1. Sample Size Used for the Test Set and Data Provenance:
* Sample Size: Not explicitly stated as a numerical count of isolates. The document mentions "fresh and stock Efficacy isolates and stock Challenge strains." However, further specifics on the quantity of each type are not provided.
* Data Provenance: The study was an "external evaluation," implying data was collected independently from the device manufacturer. No country of origin is specified, but the use of "NCCLS frozen Reference Panel" suggests a standard recognized in the US (National Committee for Clinical Laboratory Standards, now CLSI). The isolates were a mix of "fresh and stock" and "challenge strains," indicating both recently isolated clinical strains and well-characterized laboratory strains. The study design is implied to be prospective for collecting "fresh... Efficacy isolates" and potentially retrospective for "stock Efficacy isolates and stock Challenge strains" sourced from a frozen bank.

2. Number of Experts Used to Establish the Ground Truth for the Test Set and Their Qualifications:
* Not applicable. The ground truth was established using an NCCLS frozen Reference Panel, not through human experts interpreting results from the device under evaluation.

3. Adjudication Method for the Test Set:
* Not applicable. The comparison was to a reference standard with established results (the NCCLS frozen Reference Panel), not to human interpretations requiring adjudication.

4. Multi-Reader Multi-Case (MRMC) Comparative Effectiveness Study:
* No, an MRMC study was not done. This study solely evaluated the performance of the device against a reference standard, not the improvement of human readers with AI assistance. The device is a diagnostic panel for susceptibility testing, not an AI-assisted interpretation tool for human readers.

5. Standalone Performance (Algorithm Only Without Human-in-the-Loop Performance):
* Yes, this was a standalone performance study for the device. The device (MicroScan® MICroSTREP plus™ Panel) was evaluated by comparing its visually-read results to an NCCLS frozen Reference Panel. While human observation is involved in reading the MIC, the evaluation focuses on the panel's ability to produce accurate results independently, not on aiding human interpretation with an AI algorithm.

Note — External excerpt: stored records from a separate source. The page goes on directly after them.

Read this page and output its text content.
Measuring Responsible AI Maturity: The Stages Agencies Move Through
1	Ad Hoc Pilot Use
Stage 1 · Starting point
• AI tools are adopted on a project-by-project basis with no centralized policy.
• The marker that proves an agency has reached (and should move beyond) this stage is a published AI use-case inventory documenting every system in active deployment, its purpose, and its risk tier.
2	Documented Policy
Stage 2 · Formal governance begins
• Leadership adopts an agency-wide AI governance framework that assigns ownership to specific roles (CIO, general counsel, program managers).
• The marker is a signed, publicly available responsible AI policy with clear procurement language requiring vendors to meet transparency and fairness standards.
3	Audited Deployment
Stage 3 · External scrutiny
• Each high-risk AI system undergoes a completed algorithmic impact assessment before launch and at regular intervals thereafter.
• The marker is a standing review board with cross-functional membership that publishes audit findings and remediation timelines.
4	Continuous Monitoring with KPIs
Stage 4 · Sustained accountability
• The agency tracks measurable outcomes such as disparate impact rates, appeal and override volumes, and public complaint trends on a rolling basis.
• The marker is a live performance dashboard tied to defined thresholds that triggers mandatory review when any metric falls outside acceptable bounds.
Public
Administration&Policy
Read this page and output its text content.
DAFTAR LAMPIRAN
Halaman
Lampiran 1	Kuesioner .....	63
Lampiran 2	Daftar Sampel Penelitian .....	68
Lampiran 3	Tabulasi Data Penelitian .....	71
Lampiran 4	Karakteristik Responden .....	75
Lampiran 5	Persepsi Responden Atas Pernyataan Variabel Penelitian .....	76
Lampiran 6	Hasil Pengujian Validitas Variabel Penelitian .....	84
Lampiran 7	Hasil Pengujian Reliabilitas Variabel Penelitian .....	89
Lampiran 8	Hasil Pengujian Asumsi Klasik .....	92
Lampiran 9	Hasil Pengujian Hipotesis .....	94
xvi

6. Type of Ground Truth Used:
* The ground truth was established by an NCCLS frozen Reference Panel. This panel would have pre-determined and validated Minimum Inhibitory Concentration (MIC) values for the tested antimicrobial agents against specific bacterial strains. This is a highly standardized and accepted method for determining ground truth in antimicrobial susceptibility testing.

7. Sample Size for the Training Set:
* Not applicable. The provided document details a 510(k) submission for a diagnostic panel, which is a physical consumable for laboratory testing. It is not an AI/ML algorithm that requires a training set.

8. How the Ground Truth for the Training Set Was Established:
* Not applicable, as there is no training set for this device.